Advertisement

BAY AREA QUAKE : End to Freeway Double-Decks Urged : Transportation: The Nimitz highway collapse raises questions about the design used to increase road capacity.

Share
TIMES STAFF WRITER

Ambitious plans to double-deck much of the Los Angeles-area freeway system suffered a severe blow when nearly a mile of the double-decked Nimitz Freeway--Interstate 880--collapsed in Oakland in Tuesday’s earthquake, killing scores of people.

Los Angeles County Supervisor Kenneth Hahn on Wednesday called for a halt to the double-decking now under way on the Harbor Freeway, near downtown Los Angeles, while Assemblyman Richard Katz (D-Sylmar), chairman of the Assembly Transportation Committee, said the Nimitz collapse “raises legitimate questions about double-decking of freeways.’

William E. Schaefer, chief engineer for Caltrans, said in an interview that the Nimitz disaster should not affect future double-decking plans because “the newer designs don’t present that kind of problem.”

Advertisement

Schaefer said the portion of the Nimitz that fell in was built in the early 1950s, but that a newer stretch of the same freeway, a few miles south of the collapse, survived the earthquake without damage.

“When you do it from the beginning, it’s not a problem with today’s technology,” Jim Gates, Caltrans senior structural engineer, said after he and other Caltrans officials made a Wednesday afternoon presentation to the California Transportation Commission in Sacramento.

But double-decking clearly is in trouble, whatever Caltrans officials may say.

Gerald Silver, president of Homeowners of Encino, said his group and other homeowner organizations are “bitterly opposed” to double-decking and will “do whatever is necessary to make sure this doesn’t come about” in the San Fernando Valley or elsewhere in the Los Angeles area.

Caltrans officials believe that adding a second deck to existing freeways offers a partial solution to the increasing traffic congestion in Los Angeles and other urban areas in the state.

“We’re running out of room, we’ve got to do something,” Jerry B. Baxter, Caltrans director in Los Angeles said a year ago in announcing plans to double-deck 2.6 miles of the Harbor Freeway.

Baxter said that Caltrans already has narrowed traffic lanes, eliminated shoulders and initiated complex “traffic management” plans but that urban congestion still grows ever worse.

Advertisement

In addition to the Harbor, the transportation agency also is considering double-decking parts of the Santa Ana, San Diego, Santa Monica and Ventura freeways.

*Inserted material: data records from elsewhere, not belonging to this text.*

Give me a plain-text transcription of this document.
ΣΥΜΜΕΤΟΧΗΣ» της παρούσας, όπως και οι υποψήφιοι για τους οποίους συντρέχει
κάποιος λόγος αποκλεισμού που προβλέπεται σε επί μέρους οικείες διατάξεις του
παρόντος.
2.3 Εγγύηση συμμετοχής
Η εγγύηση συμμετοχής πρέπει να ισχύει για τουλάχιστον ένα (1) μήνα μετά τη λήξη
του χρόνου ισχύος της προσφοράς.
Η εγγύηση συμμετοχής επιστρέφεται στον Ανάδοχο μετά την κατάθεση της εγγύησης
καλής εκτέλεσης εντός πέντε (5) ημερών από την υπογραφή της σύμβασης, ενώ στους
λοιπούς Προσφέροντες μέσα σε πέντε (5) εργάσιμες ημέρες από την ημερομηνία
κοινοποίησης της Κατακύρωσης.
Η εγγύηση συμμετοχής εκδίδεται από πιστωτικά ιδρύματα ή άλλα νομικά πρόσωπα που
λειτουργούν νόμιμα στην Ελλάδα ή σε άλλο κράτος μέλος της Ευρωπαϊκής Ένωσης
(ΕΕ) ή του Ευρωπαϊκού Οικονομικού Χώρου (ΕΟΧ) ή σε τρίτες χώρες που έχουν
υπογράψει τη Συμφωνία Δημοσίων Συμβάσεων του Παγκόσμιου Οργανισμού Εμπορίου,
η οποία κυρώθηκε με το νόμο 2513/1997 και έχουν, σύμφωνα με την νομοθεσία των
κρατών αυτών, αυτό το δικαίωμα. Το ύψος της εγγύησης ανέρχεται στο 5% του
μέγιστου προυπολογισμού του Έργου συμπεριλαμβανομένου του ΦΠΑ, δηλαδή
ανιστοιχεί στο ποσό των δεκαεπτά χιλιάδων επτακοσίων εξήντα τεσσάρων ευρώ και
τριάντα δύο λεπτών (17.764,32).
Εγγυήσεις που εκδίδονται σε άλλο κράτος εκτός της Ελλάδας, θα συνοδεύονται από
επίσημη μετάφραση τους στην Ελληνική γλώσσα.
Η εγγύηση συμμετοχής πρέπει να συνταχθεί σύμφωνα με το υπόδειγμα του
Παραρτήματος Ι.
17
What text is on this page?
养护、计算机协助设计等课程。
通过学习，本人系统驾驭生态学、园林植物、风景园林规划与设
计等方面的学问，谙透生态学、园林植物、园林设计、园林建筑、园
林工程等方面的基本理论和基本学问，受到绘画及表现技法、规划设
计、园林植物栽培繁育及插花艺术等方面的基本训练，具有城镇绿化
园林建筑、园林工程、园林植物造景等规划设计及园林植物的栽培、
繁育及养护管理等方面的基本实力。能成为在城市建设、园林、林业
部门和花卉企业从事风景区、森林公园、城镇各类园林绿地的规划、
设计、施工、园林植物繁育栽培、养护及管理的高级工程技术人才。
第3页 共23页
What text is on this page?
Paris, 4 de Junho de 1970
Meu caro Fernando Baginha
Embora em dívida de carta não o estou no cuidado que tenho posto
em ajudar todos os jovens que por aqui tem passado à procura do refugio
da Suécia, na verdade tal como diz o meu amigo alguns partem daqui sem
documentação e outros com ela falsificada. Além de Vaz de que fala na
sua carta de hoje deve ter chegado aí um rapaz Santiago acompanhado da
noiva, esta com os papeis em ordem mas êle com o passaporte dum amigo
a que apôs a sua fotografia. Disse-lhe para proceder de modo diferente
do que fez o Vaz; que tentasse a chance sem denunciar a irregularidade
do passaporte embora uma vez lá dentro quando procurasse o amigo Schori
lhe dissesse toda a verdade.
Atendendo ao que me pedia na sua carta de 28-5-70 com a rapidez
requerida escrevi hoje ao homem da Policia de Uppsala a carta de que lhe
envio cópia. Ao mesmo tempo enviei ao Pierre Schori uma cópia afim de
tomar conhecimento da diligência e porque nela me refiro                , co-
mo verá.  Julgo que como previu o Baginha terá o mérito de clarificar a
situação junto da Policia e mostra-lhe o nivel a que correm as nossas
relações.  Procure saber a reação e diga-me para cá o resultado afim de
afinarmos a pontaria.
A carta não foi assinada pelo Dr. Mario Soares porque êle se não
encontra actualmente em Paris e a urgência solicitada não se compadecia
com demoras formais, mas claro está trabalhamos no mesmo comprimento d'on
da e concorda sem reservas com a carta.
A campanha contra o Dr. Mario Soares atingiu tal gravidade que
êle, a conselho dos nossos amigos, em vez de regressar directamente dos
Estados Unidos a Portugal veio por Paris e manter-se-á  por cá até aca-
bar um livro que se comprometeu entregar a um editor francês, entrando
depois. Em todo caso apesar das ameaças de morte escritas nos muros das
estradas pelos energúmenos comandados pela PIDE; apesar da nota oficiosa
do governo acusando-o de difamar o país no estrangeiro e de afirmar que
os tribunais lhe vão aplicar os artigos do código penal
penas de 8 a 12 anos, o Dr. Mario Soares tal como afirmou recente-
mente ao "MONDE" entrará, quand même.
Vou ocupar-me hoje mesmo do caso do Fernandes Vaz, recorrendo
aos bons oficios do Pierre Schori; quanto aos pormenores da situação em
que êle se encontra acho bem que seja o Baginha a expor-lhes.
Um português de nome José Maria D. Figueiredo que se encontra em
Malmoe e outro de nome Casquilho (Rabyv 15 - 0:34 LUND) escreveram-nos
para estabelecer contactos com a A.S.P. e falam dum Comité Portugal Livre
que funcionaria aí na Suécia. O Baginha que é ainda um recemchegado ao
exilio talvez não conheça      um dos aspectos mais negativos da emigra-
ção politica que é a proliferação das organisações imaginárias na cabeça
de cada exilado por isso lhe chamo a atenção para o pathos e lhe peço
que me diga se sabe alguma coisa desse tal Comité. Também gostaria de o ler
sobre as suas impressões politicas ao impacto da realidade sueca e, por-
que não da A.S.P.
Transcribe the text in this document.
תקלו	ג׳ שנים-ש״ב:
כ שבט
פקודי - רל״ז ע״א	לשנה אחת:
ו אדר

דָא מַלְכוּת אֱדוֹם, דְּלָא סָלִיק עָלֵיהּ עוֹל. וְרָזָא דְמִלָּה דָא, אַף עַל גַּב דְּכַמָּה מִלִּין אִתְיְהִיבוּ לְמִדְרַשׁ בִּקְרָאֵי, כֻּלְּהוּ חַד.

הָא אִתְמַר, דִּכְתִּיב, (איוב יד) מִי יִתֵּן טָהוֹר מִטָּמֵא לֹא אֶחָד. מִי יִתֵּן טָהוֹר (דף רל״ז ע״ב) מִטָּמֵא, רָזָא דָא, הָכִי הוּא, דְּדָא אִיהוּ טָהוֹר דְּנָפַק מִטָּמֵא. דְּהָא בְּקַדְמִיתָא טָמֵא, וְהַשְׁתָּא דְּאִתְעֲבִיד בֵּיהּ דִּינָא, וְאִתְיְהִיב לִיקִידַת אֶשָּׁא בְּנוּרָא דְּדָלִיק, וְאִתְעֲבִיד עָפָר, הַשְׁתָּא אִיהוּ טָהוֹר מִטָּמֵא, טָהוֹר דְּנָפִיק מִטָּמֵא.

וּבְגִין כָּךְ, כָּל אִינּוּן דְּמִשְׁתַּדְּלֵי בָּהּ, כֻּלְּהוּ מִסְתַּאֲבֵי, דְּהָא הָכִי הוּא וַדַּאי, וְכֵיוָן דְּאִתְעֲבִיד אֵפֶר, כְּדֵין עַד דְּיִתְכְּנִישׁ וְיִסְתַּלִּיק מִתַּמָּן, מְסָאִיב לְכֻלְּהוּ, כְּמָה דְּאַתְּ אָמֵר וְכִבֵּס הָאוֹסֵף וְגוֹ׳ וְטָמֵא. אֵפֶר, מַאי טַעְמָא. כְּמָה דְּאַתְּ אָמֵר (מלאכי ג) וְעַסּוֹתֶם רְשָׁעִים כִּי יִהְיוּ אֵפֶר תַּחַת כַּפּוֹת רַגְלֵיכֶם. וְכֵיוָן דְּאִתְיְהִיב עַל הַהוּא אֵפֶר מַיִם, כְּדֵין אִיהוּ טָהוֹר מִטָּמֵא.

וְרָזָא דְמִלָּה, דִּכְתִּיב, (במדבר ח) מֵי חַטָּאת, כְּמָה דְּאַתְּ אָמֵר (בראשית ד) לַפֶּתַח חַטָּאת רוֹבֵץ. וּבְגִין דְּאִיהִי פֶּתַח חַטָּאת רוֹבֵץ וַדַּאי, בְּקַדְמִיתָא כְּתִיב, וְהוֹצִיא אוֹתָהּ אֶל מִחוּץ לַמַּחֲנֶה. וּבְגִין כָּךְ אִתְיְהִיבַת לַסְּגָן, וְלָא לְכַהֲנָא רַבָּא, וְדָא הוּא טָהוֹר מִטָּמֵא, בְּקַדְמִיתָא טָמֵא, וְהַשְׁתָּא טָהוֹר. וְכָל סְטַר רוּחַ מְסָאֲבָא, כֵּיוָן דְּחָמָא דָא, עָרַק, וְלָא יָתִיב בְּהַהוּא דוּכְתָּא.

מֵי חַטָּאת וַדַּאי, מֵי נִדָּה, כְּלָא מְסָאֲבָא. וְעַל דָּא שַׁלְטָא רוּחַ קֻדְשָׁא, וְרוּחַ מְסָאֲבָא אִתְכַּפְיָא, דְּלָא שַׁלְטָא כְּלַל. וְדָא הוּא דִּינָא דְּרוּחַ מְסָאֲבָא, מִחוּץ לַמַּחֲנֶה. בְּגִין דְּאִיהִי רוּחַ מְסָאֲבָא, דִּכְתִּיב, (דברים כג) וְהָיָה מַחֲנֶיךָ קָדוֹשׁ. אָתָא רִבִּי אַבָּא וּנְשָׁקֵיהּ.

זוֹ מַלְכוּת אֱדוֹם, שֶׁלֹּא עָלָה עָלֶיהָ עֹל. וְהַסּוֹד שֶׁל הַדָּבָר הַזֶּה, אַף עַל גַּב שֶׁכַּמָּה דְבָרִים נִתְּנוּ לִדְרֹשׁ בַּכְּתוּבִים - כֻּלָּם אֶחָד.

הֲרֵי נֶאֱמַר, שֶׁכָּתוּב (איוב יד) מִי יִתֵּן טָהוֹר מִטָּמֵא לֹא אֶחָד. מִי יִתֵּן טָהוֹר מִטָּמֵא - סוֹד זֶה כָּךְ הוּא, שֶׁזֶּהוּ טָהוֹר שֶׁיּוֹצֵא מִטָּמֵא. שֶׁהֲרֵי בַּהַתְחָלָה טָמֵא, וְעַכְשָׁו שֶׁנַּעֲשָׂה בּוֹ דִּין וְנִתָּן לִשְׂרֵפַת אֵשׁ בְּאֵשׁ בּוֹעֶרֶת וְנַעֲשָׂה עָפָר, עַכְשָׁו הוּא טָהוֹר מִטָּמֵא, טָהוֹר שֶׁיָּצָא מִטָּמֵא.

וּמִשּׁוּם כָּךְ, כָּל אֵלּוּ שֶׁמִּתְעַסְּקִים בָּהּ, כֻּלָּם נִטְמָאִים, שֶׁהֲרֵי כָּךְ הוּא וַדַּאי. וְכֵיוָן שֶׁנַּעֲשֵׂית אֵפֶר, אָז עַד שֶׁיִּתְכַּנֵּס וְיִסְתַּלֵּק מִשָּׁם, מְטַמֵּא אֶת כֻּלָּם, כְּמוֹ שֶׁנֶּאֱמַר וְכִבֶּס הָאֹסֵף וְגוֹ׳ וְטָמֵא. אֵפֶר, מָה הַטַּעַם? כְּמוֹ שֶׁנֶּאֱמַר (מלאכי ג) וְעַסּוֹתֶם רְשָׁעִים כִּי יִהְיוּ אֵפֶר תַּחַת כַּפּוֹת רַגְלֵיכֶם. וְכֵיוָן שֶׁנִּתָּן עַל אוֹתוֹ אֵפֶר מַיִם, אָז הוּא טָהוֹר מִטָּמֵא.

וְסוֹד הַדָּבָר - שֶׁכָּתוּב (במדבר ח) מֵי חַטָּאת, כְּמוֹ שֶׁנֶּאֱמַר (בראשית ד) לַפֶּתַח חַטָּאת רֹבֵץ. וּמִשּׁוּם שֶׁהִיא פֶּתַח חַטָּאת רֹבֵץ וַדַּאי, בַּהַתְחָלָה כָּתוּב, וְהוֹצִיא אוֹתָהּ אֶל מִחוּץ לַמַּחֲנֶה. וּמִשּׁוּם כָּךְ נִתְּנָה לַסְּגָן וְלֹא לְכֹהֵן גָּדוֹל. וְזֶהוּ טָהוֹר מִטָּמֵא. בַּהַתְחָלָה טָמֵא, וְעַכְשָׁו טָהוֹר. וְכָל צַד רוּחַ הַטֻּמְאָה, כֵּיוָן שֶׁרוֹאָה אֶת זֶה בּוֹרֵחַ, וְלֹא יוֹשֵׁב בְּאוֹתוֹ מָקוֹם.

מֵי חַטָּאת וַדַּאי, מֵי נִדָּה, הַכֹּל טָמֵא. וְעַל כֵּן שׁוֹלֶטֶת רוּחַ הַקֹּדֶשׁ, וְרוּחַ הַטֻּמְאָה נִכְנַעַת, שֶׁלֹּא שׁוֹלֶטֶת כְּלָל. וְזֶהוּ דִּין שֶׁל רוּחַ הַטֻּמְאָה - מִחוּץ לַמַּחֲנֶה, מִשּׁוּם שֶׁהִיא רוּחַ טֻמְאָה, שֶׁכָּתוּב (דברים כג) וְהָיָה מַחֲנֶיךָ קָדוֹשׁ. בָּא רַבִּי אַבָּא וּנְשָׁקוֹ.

But critics say double-decking would increase noise, vibration, air and visual pollution and, most of all, would present serious hazards during earthquakes.

The earthquake argument took on added force Tuesday, when columns collapsed and the upper deck of nearly a mile of the Nimitz Freeway, a section known as the Cypress Viaduct, fell onto the lower deck.

Like every bridge in the Caltrans system, the Cypress Viaduct had been “retrofitted” after the 1971 earthquake in the San Fernando Valley caused several freeways to collapse.

But Schaefer said Wednesday this $54-million retrofitting program only solved the problem of lateral movement--deck spans slipping off their supports, as they did in the 1971 quake.

In a second phase of rehabilitation. Caltrans is placing steel wrapping around the bases of elevated freeways that are supported by single columns. That will cost $65 million.

Advertisement

But the Cypress Viaduct is supported by multiple columns and, Schaefer said, “we really don’t have the expertise to know what to do” to fix these.

Research is under way at UC San Diego on the best way to retrofit an elevated freeway like the portion that collapsed but it will take at least a year to find a solution, Schaefer said.

In addition, a a blue-ribbon panel of international bridge engineers will be asked to study the problem.